No admitía duda acerca de ello. Iba á lo conocido, á lo que sabía ser real y efectivo. Pedia, exigia, imponía el titulo de Almirante vinculado en su familia, el cargo de virrey, la participación en lo que se encontrara, como si no le cupiera duda de ninguna clase, seguro de que la tierra estaba alli, al otro lado del mar, esperándole. En vano los teólogos, en vano los sabios y letrados de la época le decían que era imposible, que era un sueño, una alucinación, un delirio, y que no había más tierra que la de este viejo mundo, y que otro no existía. Colón se encogia de hombros, cuando no quería ó no acertaba á contestar, diciendo: «Y sin embargo, existe". Lo mismo, lo mismo, lo mismo que Galileo: E pur, si muove.

Dejamos ya dicho que Cristóbal Colón llegó á Córdoba, corte entonces de los Reyes Católicos, completamente desconocido. Era un hombre à quien casi había razón en tomar por iluminado ó demente, pues que se presentaba á pedir buenamente á los Reyes un cuento ó dos de maravedis, no en verdad para comer y gozar de ellos, que esto al fin y al cabo se hubiera comprendido y explicado, sino para emplearlos en comprar y aparejar bajeles con que partir al descubrimiento de tierras desconocidas y..... de otro mundo.

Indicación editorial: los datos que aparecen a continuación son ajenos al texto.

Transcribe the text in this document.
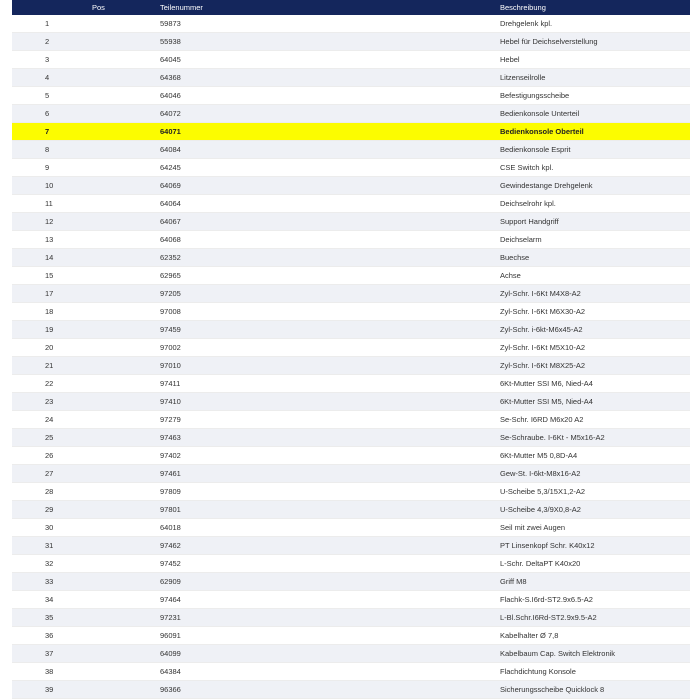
Pos	Teilenummer	Beschreibung
1	59873	Drehgelenk kpl.
2	55938	Hebel für Deichselverstellung
3	64045	Hebel
4	64368	Litzenseilrolle
5	64046	Befestigungsscheibe
6	64072	Bedienkonsole Unterteil
7	64071	Bedienkonsole Oberteil
8	64084	Bedienkonsole Esprit
9	64245	CSE Switch kpl.
10	64069	Gewindestange Drehgelenk
11	64064	Deichselrohr kpl.
12	64067	Support Handgriff
13	64068	Deichselarm
14	62352	Buechse
15	62965	Achse
17	97205	Zyl-Schr. I-6Kt M4X8-A2
18	97008	Zyl-Schr. I-6Kt M6X30-A2
19	97459	Zyl-Schr. i-6kt-M6x45-A2
20	97002	Zyl-Schr. I-6Kt M5X10-A2
21	97010	Zyl-Schr. I-6Kt M8X25-A2
22	97411	6Kt-Mutter SSI M6, Nied-A4
23	97410	6Kt-Mutter SSI M5, Nied-A4
24	97279	Se-Schr. I6RD M6x20 A2
25	97463	Se-Schraube. I-6Kt - M5x16-A2
26	97402	6Kt-Mutter M5 0,8D-A4
27	97461	Gew-St. I-6kt-M8x16-A2
28	97809	U-Scheibe 5,3/15X1,2-A2
29	97801	U-Scheibe 4,3/9X0,8-A2
30	64018	Seil mit zwei Augen
31	97462	PT Linsenkopf Schr. K40x12
32	97452	L-Schr. DeltaPT K40x20
33	62909	Griff M8
34	97464	Flachk-S.I6rd-ST2.9x6.5-A2
35	97231	L-Bl.Schr.I6Rd-ST2.9x9.5-A2
36	96091	Kabelhalter Ø 7,8
37	64099	Kabelbaum Cap. Switch Elektronik
38	64384	Flachdichtung Konsole
39	96366	Sicherungsscheibe Quicklock 8
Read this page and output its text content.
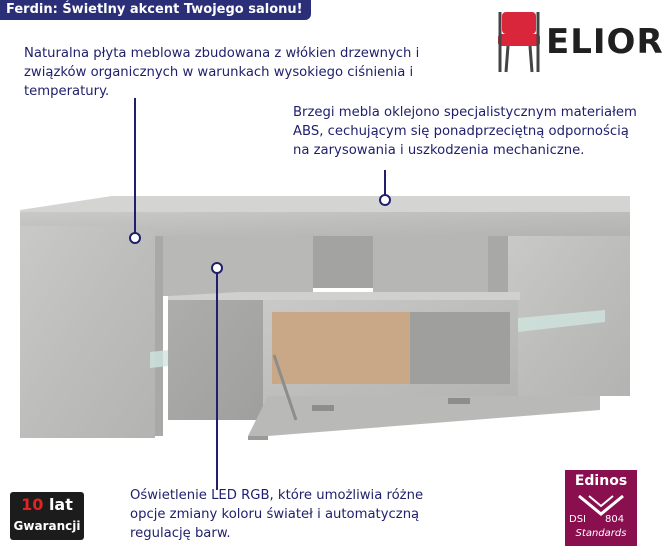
Ferdin: Świetlny akcent Twojego salonu!
ELIOR
Naturalna płyta meblowa zbudowana z włókien drzewnych i związków organicznych w warunkach wysokiego ciśnienia i temperatury.
Brzegi mebla oklejono specjalistycznym materiałem ABS, cechującym się ponadprzeciętną odpornością na zarysowania i uszkodzenia mechaniczne.
Oświetlenie LED RGB, które umożliwia różne opcje zmiany koloru świateł i automatyczną regulację barw.
10 lat
Gwarancji
Edinos
DSI 804
Standards
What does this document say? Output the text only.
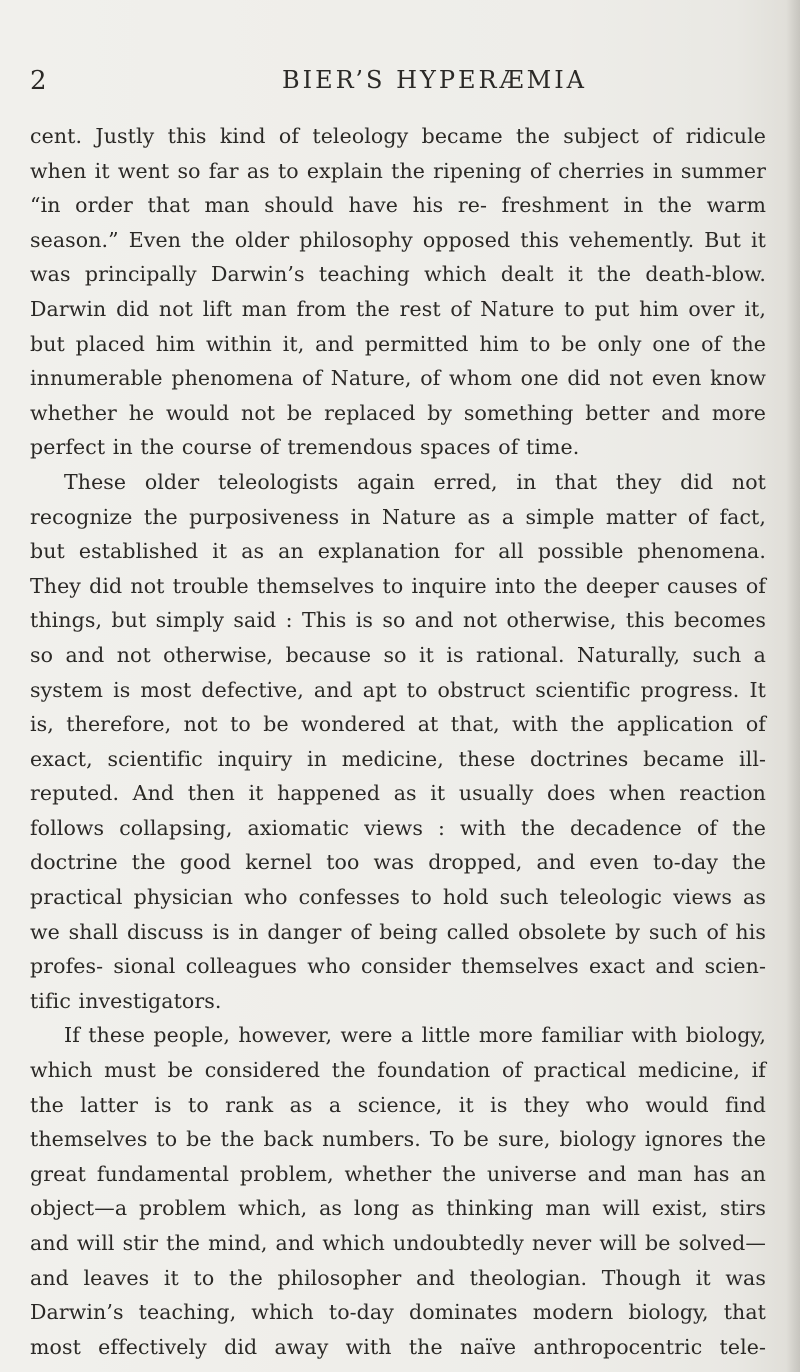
2	BIER’S HYPERÆMIA

cent. Justly this kind of teleology became the subject of ridicule when it went so far as to explain the ripening of cherries in summer “in order that man should have his re- freshment in the warm season.” Even the older philosophy opposed this vehemently. But it was principally Darwin’s teaching which dealt it the death-blow. Darwin did not lift man from the rest of Nature to put him over it, but placed him within it, and permitted him to be only one of the innumerable phenomena of Nature, of whom one did not even know whether he would not be replaced by something better and more perfect in the course of tremendous spaces of time.

These older teleologists again erred, in that they did not recognize the purposiveness in Nature as a simple matter of fact, but established it as an explanation for all possible phenomena. They did not trouble themselves to inquire into the deeper causes of things, but simply said : This is so and not otherwise, this becomes so and not otherwise, because so it is rational. Naturally, such a system is most defective, and apt to obstruct scientific progress. It is, therefore, not to be wondered at that, with the application of exact, scientific inquiry in medicine, these doctrines became ill-reputed. And then it happened as it usually does when reaction follows collapsing, axiomatic views : with the decadence of the doctrine the good kernel too was dropped, and even to-day the practical physician who confesses to hold such teleologic views as we shall discuss is in danger of being called obsolete by such of his profes- sional colleagues who consider themselves exact and scien- tific investigators.

If these people, however, were a little more familiar with biology, which must be considered the foundation of practical medicine, if the latter is to rank as a science, it is they who would find themselves to be the back numbers. To be sure, biology ignores the great fundamental problem, whether the universe and man has an object—a problem which, as long as thinking man will exist, stirs and will stir the mind, and which undoubtedly never will be solved—and leaves it to the philosopher and theologian. Though it was Darwin’s teaching, which to-day dominates modern biology, that most effectively did away with the naïve anthropocentric tele-
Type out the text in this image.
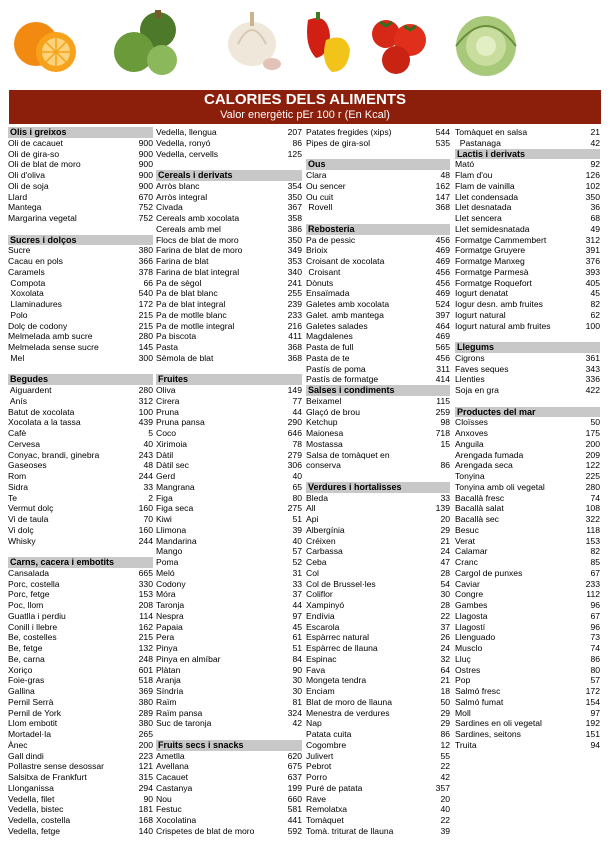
CALORIES DELS ALIMENTS
Valor energètic pEr 100 r (En Kcal)
Olis i greixos
Oli de cacauet	900
Oli de gira-so	900
Oli de blat de moro	900
Oli d'oliva	900
Oli de soja	900
Llard	670
Mantega	752
Margarina vegetal	752
Sucres i dolços
Sucre	380
Cacau en pols	366
Caramels	378
Compota	66
Xoxolata	540
Llaminadures	172
Polo	215
Dolç de codony	215
Melmelada amb sucre	280
Melmelada sense sucre	145
Mel	300
Begudes
Aiguardent	280
Anís	312
Batut de xocolata	100
Xocolata a la tassa	439
Cafè	5
Cervesa	40
Conyac, brandi, ginebra	243
Gaseoses	48
Rom	244
Sidra	33
Te	2
Vermut dolç	160
Vi de taula	70
Vi dolç	160
Whisky	244
Carns, cacera i embotits
Cansalada	665
Porc, costella	330
Porc, fetge	153
Poc, llom	208
Guatlla i perdiu	114
Conill i llebre	162
Be, costelles	215
Be, fetge	132
Be, carna	248
Xoriço	601
Foie-gras	518
Gallina	369
Pernil Serrà	380
Pernil de York	289
Llom embotit	380
Mortadel·la	265
Ànec	200
Gall dindi	223
Pollastre sense desossar	121
Salsitxa de Frankfurt	315
Llonganissa	294
Vedella, filet	90
Vedella, bistec	181
Vedella, costella	168
Vedella, fetge	140
Vedella, llengua	207
Vedella, ronyó	86
Vedella, cervells	125
Cereals i derivats
Arròs blanc	354
Arròs integral	350
Civada	367
Cereals amb xocolata	358
Cereals amb mel	386
Flocs de blat de moro	350
Farina de blat de moro	349
Farina de blat	353
Farina de blat integral	340
Pa de sègol	241
Pa de blat blanc	255
Pa de blat integral	239
Pa de motlle blanc	233
Pa de motlle integral	216
Pa biscota	411
Pasta	368
Sèmola de blat	368
Fruites
Oliva	149
Cirera	77
Pruna	44
Pruna pansa	290
Coco	646
Xirimoia	78
Dàtil	279
Dàtil sec	306
Gerd	40
Mangrana	65
Figa	80
Figa seca	275
Kiwi	51
Llimona	39
Mandarina	40
Mango	57
Poma	52
Meló	31
Codony	33
Móra	37
Taronja	44
Nespra	97
Papaia	45
Pera	61
Pinya	51
Pinya en almíbar	84
Plàtan	90
Aranja	30
Síndria	30
Raïm	81
Raïm pansa	324
Suc de taronja	42
Fruits secs i snacks
Ametlla	620
Avellana	675
Cacauet	637
Castanya	199
Nou	660
Festuc	581
Xocolatina	441
Crispetes de blat de moro	592
Patates fregides (xips)	544
Pipes de gira-sol	535
Ous
Clara	48
Ou sencer	162
Ou cuit	147
Rovell	368
Rebosteria
Pa de pessic	456
Brioix	469
Croisant de xocolata	469
Croisant	456
Dònuts	456
Ensaïmada	469
Galetes amb xocolata	524
Galet. amb mantega	397
Galetes salades	464
Magdalenes	469
Pasta de full	565
Pasta de te	456
Pastís de poma	311
Pastís de formatge	414
Salses i condiments
Beixamel	115
Glaçó de brou	259
Ketchup	98
Maionesa	718
Mostassa	15
Salsa de tomàquet en
conserva	86
Verdures i hortalisses
Bleda	33
All	139
Api	20
Albergínia	29
Créixen	21
Carbassa	24
Ceba	47
Col	28
Col de Brussel·les	54
Coliflor	30
Xampinyó	28
Endívia	22
Escarola	37
Espàrrec natural	26
Espàrrec de llauna	24
Espinac	32
Fava	64
Mongeta tendra	21
Enciam	18
Blat de moro de llauna	50
Menestra de verdures	29
Nap	29
Patata cuita	86
Cogombre	12
Julivert	55
Pebrot	22
Porro	42
Puré de patata	357
Rave	20
Remolatxa	40
Tomàquet	22
Tomà. triturat de llauna	39
Tomàquet en salsa	21
Pastanaga	42
Lactis i derivats
Mató	92
Flam d'ou	126
Flam de vainilla	102
Llet condensada	350
Llet desnatada	36
Llet sencera	68
Llet semidesnatada	49
Formatge Cammembert	312
Formatge Gruyere	391
Formatge Manxeg	376
Formatge Parmesà	393
Formatge Roquefort	405
Iogurt denatat	45
Iogur desn. amb fruites	82
Iogurt natural	62
Iogurt natural amb fruites	100
Llegums
Cigrons	361
Faves seques	343
Llenties	336
Soja en gra	422
Productes del mar
Cloïsses	50
Anxoves	175
Anguila	200
Arengada fumada	209
Arengada seca	122
Tonyina	225
Tonyina amb oli vegetal	280
Bacallà fresc	74
Bacallà salat	108
Bacallà sec	322
Besuc	118
Verat	153
Calamar	82
Cranc	85
Cargol de punxes	67
Caviar	233
Congre	112
Gambes	96
Llagosta	67
Llagostí	96
Llenguado	73
Musclo	74
Lluç	86
Ostres	80
Pop	57
Salmó fresc	172
Salmó fumat	154
Moll	97
Sardines en oli vegetal	192
Sardines, seitons	151
Truita	94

Es preciso hacerse bien cargo de lo que era aquella sociedad y del estado de la ciencia en ella,

para que pueda comprenderse todo lo que de absurdo y de monstruoso habían de encontrar las gentes en aquel propósito.

Algunos curiosos tenían noticia de que allá, en tiempo de los romanos, había existido un poeta llamado Séneca, el cual, en su tragedia Medea, y en son de profecía, había dicho que «andando los años y los siglos el Océano abriría paso á un navegante que descubriría nuevos mundos.» (Venient annis, sæcula seris quibus Occeanus, etc.)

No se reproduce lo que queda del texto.